Nicht-pathogene Stämme, die häufig im oberen Respirationstrakt der Sauen gefunden werden, besiedeln sehr schnell die Tonsillen, den Nasen-Rachenraum und die Trachea der Saugferkel. Bei potentiell pathogenen Stämmen verläuft die Besiedlung wesentlich langsamer, da diese Erreger wahrscheinlich bei säugenden Sauen nur in geringer Menge vorhanden sind. Infolge der Ausbildung maternaler Antikörper sind diese Ferkel weitgehend vor einer systemischen Infektion geschützt.

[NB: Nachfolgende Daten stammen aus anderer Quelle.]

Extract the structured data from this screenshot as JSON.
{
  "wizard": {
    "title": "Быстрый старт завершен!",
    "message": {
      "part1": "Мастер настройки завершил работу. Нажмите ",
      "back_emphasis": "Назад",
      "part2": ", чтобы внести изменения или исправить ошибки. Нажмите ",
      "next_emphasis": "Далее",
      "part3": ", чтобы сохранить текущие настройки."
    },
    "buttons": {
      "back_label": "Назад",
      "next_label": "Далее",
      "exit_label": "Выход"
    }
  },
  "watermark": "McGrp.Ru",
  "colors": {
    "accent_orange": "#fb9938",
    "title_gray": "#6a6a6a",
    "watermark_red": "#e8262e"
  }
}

Maternale Antikörper konnten von PIJOAN und OLIVEIRA (2003) bis zur sechsten bis achten Lebenswoche nachgewiesen werden. Die Abnahme der maternalen Antikörpertiter steht im Zusammenhang mit einer Zunahme der Mortalität, die meistens in der vierten bis sechsten Woche nach dem Absetzen beginnt. In Herden mit niedrigen maternalen Antikörpertitern beginnt das Krankheitsgeschehen schon spät in der Saugferkelphase oder früh in der Aufzucht.

KIELSTEIN et al. (1994) haben jedoch in Infektionsversuchen herausgefunden, dass bei Verwendung virulenter Stämme weniger die Infektionsdosis für die Pathogenese der Infektion von Bedeutung ist, als vielmehr die individuellen Unterschiede in der Infektionsabwehr und die für das einzelne Individuum unterschiedlich belastenden Umweltfaktoren. So fanden sie heraus, dass die aerogene Übertragung grundsätzlich möglich ist. Jedoch wurden die pathologisch-anatomischen Organveränderungen nach intratrachealer Applikation nicht beeinflusst, die Ferkel waren also in der Lage, auch sehr hohe Infektionsdosen abzuwehren, was auf eine hohe Abwehrkapazität der Lunge eines gesunden Ferkels hinweist.